While the ballot language says it is a renewal of the 2020 issue that easily was passed by county voters, Adams did point out there is a .3 increase that would make the overall EMS millage 1.1814 mills.

Lapeer County EMS covers residents in Mayfield Twp., Dryden Twp., Attica Twp., Lapeer Twp., North Branch, Goodland Twp., Arcadia Twp., Imlay Twp., Elba Twp., Oregon Twp., Metamora Twp., Hadley and Imlay City.

“We have a seven person board, that’s who I answer to,” Adams told the county commissioners.

The commissioners, on a 4-2 roll call vote on the issue agreed to move the issue forward to the Full Board meeting Thursday, April 25. Mast and Knisley voted no.

Adams predicted, in his opinion, the board could be split 3-3 with a fourth deciding vote, “leaning towards not approving this.”

The meeting is set to start at 9 a.m. and is held in the basement of the Lapeer County Courthouse.

The ballot language that Adams and the EMS service is requesting the county commissioners allow on the ballot reads as follows:
Shall Lapeer County be authorized to renew its millage supporting county-wide emergency medical services through an inter-local government agreement with the Lapeer County Emergency Medical Services Authority of 0.8814 mills with new additional millage of 0.3 mills. For a total millage of 1.1814 mills ($1.18) for each $1,000 of taxable property value) for six years, from 2025 through 2030? It is estimated that this millage renewal for continuing county-wide emergency medical services will raise approximately $4,803,958.09 in its first year. By operation of Michigan law, this millage will disburse captured revenue to the City of Lapeer Downtown Development Authority and the Village of Otter Lake Downtown Development Authority.

The EMS service receives 60% of their operating budget from the millage while another 40% is generated through billing revenue, according to Adams.

He continued with his assessment of the commission meeting. “We (the EMS service) are in a fight with commissioners to get this on the ballot. We are in the midst of a process where a majority of the commission appears to not support putting this on the ballot. They are undermining the democratic process. The people spoke very loudly, and clearly, in 2020 when the ballot issue (millage) passed by a wide margin. The people want this service to continue. Now, it’s come down to four people who are making a decision. Not the 23,000 people who went to the polls in 2020. It’s just not right.”
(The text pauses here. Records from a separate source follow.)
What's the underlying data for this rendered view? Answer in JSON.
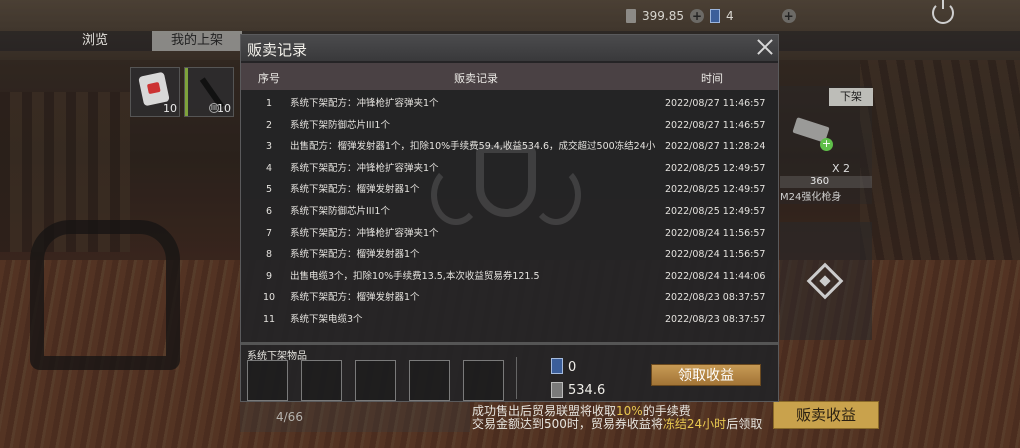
{
  "hud": {
    "balance": "399.85",
    "tickets": "4"
  },
  "tabs": {
    "browse": "浏览",
    "my_listings": "我的上架"
  },
  "inventory": [
    {
      "count": "10"
    },
    {
      "count": "10"
    }
  ],
  "side": {
    "delist_label": "下架",
    "multiplier": "X 2",
    "price": "360",
    "item_name": "M24强化枪身"
  },
  "modal": {
    "title": "贩卖记录",
    "columns": {
      "no": "序号",
      "record": "贩卖记录",
      "time": "时间"
    },
    "rows": [
      {
        "no": "1",
        "record": "系统下架配方：冲锋枪扩容弹夹1个",
        "time": "2022/08/27 11:46:57"
      },
      {
        "no": "2",
        "record": "系统下架防御芯片III1个",
        "time": "2022/08/27 11:46:57"
      },
      {
        "no": "3",
        "record": "出售配方：榴弹发射器1个，扣除10%手续费59.4,收益534.6，成交超过500冻结24小",
        "time": "2022/08/27 11:28:24"
      },
      {
        "no": "4",
        "record": "系统下架配方：冲锋枪扩容弹夹1个",
        "time": "2022/08/25 12:49:57"
      },
      {
        "no": "5",
        "record": "系统下架配方：榴弹发射器1个",
        "time": "2022/08/25 12:49:57"
      },
      {
        "no": "6",
        "record": "系统下架防御芯片III1个",
        "time": "2022/08/25 12:49:57"
      },
      {
        "no": "7",
        "record": "系统下架配方：冲锋枪扩容弹夹1个",
        "time": "2022/08/24 11:56:57"
      },
      {
        "no": "8",
        "record": "系统下架配方：榴弹发射器1个",
        "time": "2022/08/24 11:56:57"
      },
      {
        "no": "9",
        "record": "出售电缆3个，扣除10%手续费13.5,本次收益贸易券121.5",
        "time": "2022/08/24 11:44:06"
      },
      {
        "no": "10",
        "record": "系统下架配方：榴弹发射器1个",
        "time": "2022/08/23 08:37:57"
      },
      {
        "no": "11",
        "record": "系统下架电缆3个",
        "time": "2022/08/23 08:37:57"
      }
    ],
    "delisted_label": "系统下架物品",
    "ticket_amount": "0",
    "earnings_amount": "534.6",
    "claim_button": "领取收益"
  },
  "footer": {
    "page_count": "4/66",
    "fee_line1_a": "成功售出后贸易联盟将收取",
    "fee_line1_hl": "10%",
    "fee_line1_b": "的手续费",
    "fee_line2_a": "交易金额达到500时，贸易券收益将",
    "fee_line2_hl": "冻结24小时",
    "fee_line2_b": "后领取",
    "sell_record_button": "贩卖收益"
  },
  "colors": {
    "accent_gold": "#c9a24c",
    "highlight_yellow": "#e8c850",
    "modal_bg": "#242426"
  }
}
The previous EMS millage passed by a count of 16, 665 yes to 6,457 no.

The EMS Municipal Authority was formed in 1997, a combining of the 13 entities who signed on to receive the medical services. Currently, there are seven EMS rigs servicing Lapeer County. Almont and Almont Twp. are not part of the authority, although their residents do receive Lapeer County EMS services due to the fact they are currently paying taxes for it as county residents.

Adams said it would be “catastrophic” if the EMS ballot language was not allowed on the ballot by county commissioners. “We have funding through 2025 with the current millage,” Adams explained. “If this is not approved, come 2026, the EMS Authority board will have to look at their options.”